Sa Majesté AMOUGOU OWONA ouvre les portes d' EWANKAN

Le Chef.jpgSa Majesté A AMOUGOU OWONA Joseph Bienvenu Chef du quartier Ewankan ouvre ses portes.
Il se présente comme « Kolo Beti » du groupe Mvog Belinga Emombo KOUNOU, Chef traditionnel du 3e degré. Il est enseignant marié et père de plusieurs enfants.
Question : Quel regard jetez-vous sur la chefferie traditionnelle au Cameroun ?
Réponse : « La chefferie traditionnelle doit servir de base, la base même de l’Etat, base de la Société. Au Cameroun, nous avons l’impression que cette chefferie est scindée en deux parties. Une première où elle est fortement implantée et une seconde où elle n’existe presque pas. Dans les régions du grand Nord, grand Ouest, la chefferie traditionnelle est forte. C’est tout à l’opposée des autres régions où elle n’existe presque pas parce que le chef ne représente rien pour les populations. C’est pour ça que nous souhaitons que dans tout le Cameroun, l’Etat essaie de faire quelque chose pour que véritablement le chef traditionnel soit le même. Au Nord comme au Sud, à l’Est comme à l’Ouest.

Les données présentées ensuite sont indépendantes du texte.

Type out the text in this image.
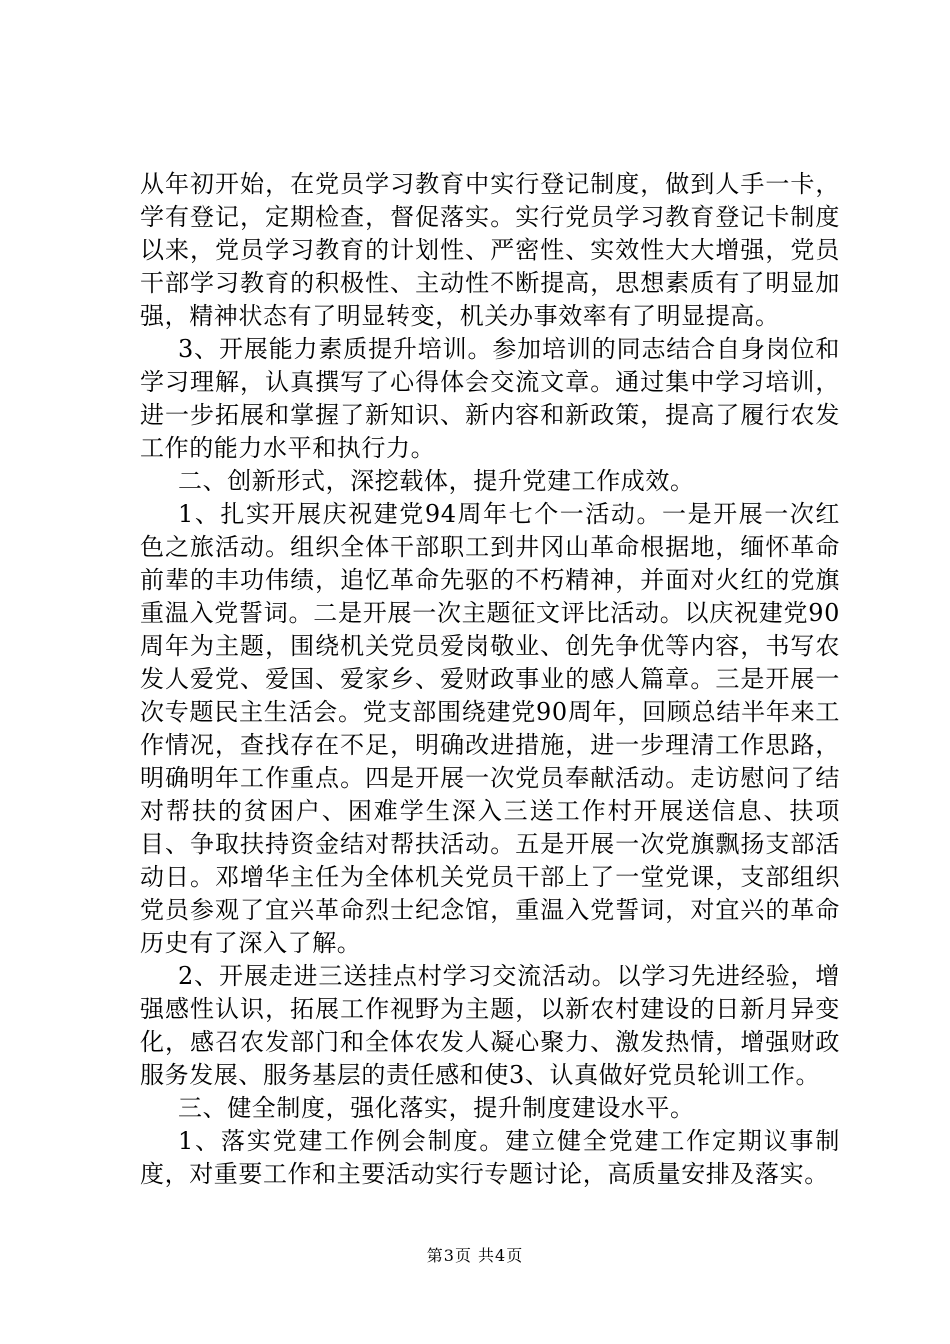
从年初开始，在党员学习教育中实行登记制度，做到人手一卡，学有登记，定期检查，督促落实。实行党员学习教育登记卡制度以来，党员学习教育的计划性、严密性、实效性大大增强，党员干部学习教育的积极性、主动性不断提高，思想素质有了明显加强，精神状态有了明显转变，机关办事效率有了明显提高。

3、开展能力素质提升培训。参加培训的同志结合自身岗位和学习理解，认真撰写了心得体会交流文章。通过集中学习培训，进一步拓展和掌握了新知识、新内容和新政策，提高了履行农发工作的能力水平和执行力。

二、创新形式，深挖载体，提升党建工作成效。

1、扎实开展庆祝建党94周年七个一活动。一是开展一次红色之旅活动。组织全体干部职工到井冈山革命根据地，缅怀革命前辈的丰功伟绩，追忆革命先驱的不朽精神，并面对火红的党旗重温入党誓词。二是开展一次主题征文评比活动。以庆祝建党90周年为主题，围绕机关党员爱岗敬业、创先争优等内容，书写农发人爱党、爱国、爱家乡、爱财政事业的感人篇章。三是开展一次专题民主生活会。党支部围绕建党90周年，回顾总结半年来工作情况，查找存在不足，明确改进措施，进一步理清工作思路，明确明年工作重点。四是开展一次党员奉献活动。走访慰问了结对帮扶的贫困户、困难学生深入三送工作村开展送信息、扶项目、争取扶持资金结对帮扶活动。五是开展一次党旗飘扬支部活动日。邓增华主任为全体机关党员干部上了一堂党课，支部组织党员参观了宜兴革命烈士纪念馆，重温入党誓词，对宜兴的革命历史有了深入了解。

2、开展走进三送挂点村学习交流活动。以学习先进经验，增强感性认识，拓展工作视野为主题，以新农村建设的日新月异变化，感召农发部门和全体农发人凝心聚力、激发热情，增强财政服务发展、服务基层的责任感和使3、认真做好党员轮训工作。

三、健全制度，强化落实，提升制度建设水平。

1、落实党建工作例会制度。建立健全党建工作定期议事制度，对重要工作和主要活动实行专题讨论，高质量安排及落实。

第3页 共4页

Question : Avez-vous au niveau du grand Sud entrepris des démarches auprès des pouvoirs publics pour qu’ils réussissent à asseoir ou à restaurer l’autorité perdue ou inexistante de la chefferie traditionnelle telle qu’elle devrait être ?
Réponse : « Je crois que les chefferies c’est d’abord un Etat. Comme vous le dites, il faudrait d’abord que les chefs eux-mêmes soient conscients du statut qu’ils incarnent. Ils doivent faire tout ce qui est en leur pouvoir pour amener les pouvoirs publics au Cameroun à les reconnaître et à les soutenir. Evidemment on ne peut pas soutenir quelqu’un qui ne fait rien à son niveau. C’est pour ça qu’ils doivent prendre conscience du fait qu’ils représentent la base. Ils doivent être des figures de proue, des exemples pour leurs populations. Ce n’est que dans ce sens que l’Etat pourra éventuellement les soutenir de manière efficace.
Question : Majesté on a remarqué dans le grand Sud une certaine misère des chefs traditionnels. D’après vous, quelles solutions pour les en sortir ?
Réponse : « Le chef est lui-même à l’origine de cette situation. Généralement, la majorité n’est pas consciente de ce qu’ils incarnent. Il y en a qui sont conscients et qui travaillent pour que ce statut soit maintenu et réconforté. L’Etat ne peut soutenir que ce qui est déjà. C’est l’ensemble de la chefferie qui doit poser les jalons. C’est après l’avoir fait que l’Etat peut les soulever.
Question : Il y a quelques années, on voyait les chefs traditionnels mal habillés, dépourvus et très endettés, sans connaissances académiques avérées. Aujourd’hui, cette situation a changé. Est-ce que cette évolution apporte un plus à la perception et à la considération qu’a la population des chefs dans le grand Sud Cameroun ?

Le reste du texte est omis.